Le refus du tout-numérique n’est plus une posture marginale ; il répond à des contraintes très concrètes, vécues au guichet, au téléphone ou dans les démarches complexes.

Entre alternatives numériques, accueil humain et services analogiques, les collectivités cherchent encore un équilibre crédible. Selon l’étude de la Métropole de Lyon sur le droit au non-numérique, les demandes les plus sensibles exigent des solutions multiples, ce qui ouvre un passage direct vers A retenir :

A retenir :


  • Accès humain maintenu pour démarches sensibles
  • Choix réel entre canaux, sans obligation technique
  • Services publics plus lisibles pour tous
  • Déconnexion partielle possible sans rupture de droits
  • Hybridation numérique et accueil direct complémentaires

Refus du tout-numérique : comprendre les besoins réels des usagers

Le passage aux services entièrement dématérialisés a souvent été présenté comme une évidence, mais le terrain raconte autre chose. Dans les communes, beaucoup de personnes cherchent surtout une voie simple, stable et compréhensible, pas une démonstration de modernité.

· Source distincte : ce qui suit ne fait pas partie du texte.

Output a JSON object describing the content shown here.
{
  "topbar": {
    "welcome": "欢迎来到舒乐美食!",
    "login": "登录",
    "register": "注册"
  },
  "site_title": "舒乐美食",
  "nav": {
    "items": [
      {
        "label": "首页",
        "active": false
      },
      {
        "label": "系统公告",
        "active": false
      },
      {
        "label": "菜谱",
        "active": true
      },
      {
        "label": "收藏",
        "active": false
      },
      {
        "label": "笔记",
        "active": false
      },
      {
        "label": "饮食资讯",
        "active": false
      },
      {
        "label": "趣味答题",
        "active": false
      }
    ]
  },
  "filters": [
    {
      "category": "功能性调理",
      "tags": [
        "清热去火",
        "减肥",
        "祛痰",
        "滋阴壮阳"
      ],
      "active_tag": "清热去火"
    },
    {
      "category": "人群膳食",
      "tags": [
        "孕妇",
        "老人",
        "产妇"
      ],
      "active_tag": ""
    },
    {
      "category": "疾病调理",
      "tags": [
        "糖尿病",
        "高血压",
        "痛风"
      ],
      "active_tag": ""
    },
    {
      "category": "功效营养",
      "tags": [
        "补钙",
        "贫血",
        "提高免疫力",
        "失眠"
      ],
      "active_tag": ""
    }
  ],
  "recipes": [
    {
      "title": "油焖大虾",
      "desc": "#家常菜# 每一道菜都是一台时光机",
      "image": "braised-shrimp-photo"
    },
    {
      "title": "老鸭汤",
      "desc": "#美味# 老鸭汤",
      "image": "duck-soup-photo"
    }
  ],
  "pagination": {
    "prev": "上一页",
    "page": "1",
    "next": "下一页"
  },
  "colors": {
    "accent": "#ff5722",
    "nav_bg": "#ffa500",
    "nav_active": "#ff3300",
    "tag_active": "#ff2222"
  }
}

Selon l’étude citée par EPALE et le travail de Louis Derrac, le problème n’est pas la technologie elle-même, mais l’obligation de l’utiliser partout. Une habitante d’Écully résume bien ce ressenti lorsqu’elle dit préférer le choix à la contrainte, car une vie sans numérique totale reste parfois la seule option supportable.

À Villeurbanne, l’expérimentation menée depuis octobre 2023 montre qu’une alternative non-numérique peut devenir un service ordinaire, et non une faveur exceptionnelle. Les guichets, les lignes téléphoniques et les courriers conservent une utilité forte dès qu’une démarche touche aux droits sociaux, à la santé ou à des situations administratives fragiles.

Cette réalité aide à comprendre pourquoi le mot inclusion numérique ne suffit pas toujours. Quand une personne ne dispose ni du matériel, ni des compétences, ni du temps, la solution la plus inclusive reste parfois la plus simple, et cette simplicité prépare le débat sur les formats de service.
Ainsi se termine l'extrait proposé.